There is strong evidence from 19 out of 22 controlled laboratory studies that LLLT can modulate inflammatory pain by reducing levels of biochemical markers (PGE2, mRNA Cox 2, IL-1β, TNFα), neutrophil cell influx, oxidative stress, and formation of edema and hemorrhage in a dosedependent manner (median dose 7.5 J/cm2, range 0.3–19 J/cm2). Four comparisons with non-steroidal anti-inflammatory drugs (NSAIDs) in animal studies found optimal doses of LLLT and NSAIDs to be equally effective. Seven randomized placebo-controlled trials found no significant results after irradiating only a single point on the skin overlying the site of injury, or after using a total energy dose below 5 Joules.
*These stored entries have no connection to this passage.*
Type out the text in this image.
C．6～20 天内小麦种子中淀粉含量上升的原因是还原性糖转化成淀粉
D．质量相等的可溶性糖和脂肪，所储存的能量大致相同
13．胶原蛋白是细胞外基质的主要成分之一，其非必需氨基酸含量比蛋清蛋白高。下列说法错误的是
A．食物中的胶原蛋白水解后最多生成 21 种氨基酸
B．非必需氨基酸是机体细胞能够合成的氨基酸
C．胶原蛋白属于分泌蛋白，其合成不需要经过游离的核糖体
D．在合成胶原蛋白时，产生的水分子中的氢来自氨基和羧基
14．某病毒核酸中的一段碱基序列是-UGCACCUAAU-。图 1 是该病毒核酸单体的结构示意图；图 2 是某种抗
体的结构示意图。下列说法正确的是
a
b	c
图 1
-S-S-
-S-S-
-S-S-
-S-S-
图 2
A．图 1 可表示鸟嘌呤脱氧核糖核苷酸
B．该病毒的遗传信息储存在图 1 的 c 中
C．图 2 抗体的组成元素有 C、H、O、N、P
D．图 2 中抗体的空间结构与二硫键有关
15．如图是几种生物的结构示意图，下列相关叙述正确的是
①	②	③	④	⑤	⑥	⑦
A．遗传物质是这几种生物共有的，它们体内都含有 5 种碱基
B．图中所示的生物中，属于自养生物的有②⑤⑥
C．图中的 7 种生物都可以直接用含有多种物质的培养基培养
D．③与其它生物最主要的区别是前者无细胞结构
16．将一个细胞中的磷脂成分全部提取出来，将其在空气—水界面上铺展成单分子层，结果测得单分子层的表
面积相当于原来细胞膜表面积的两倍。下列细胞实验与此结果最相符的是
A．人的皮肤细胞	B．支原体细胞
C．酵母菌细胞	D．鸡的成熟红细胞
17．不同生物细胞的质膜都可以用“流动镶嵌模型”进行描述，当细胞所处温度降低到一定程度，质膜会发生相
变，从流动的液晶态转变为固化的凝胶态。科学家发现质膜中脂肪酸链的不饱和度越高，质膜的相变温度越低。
Nine randomized placebo-controlled trials (n = 609) were of acceptable methodological quality, and irradiated three or more points and/or more than 2.5 cm2 at site of injury or surgical incision, with a total energy of 5.0–19.5 Joules. Results in these nine trials were significantly in favor of LLLT groups over placebo groups in 15 out of 18 outcome comparisons. Poor and heterogeneous data presentation hampered statistical pooling of continuous data. Categorical data of subjective improvement were homogeneous (Q-value = 7.1) and could be calculated from four trials (n = 379) giving a significant relative risk for improvement of 2.7 (95% confidence interval [CI], 1.8–3.9) in a fixed effects model.

Conclusion:

LLLT can modulate inflammatory processes in a dose-dependent manner and can be titrated to significantly reduce acute inflammatory pain in clinical settings. Further clinical trials with adequate LLLT doses are needed to precisely estimate the effect size for LLLT in acute pain.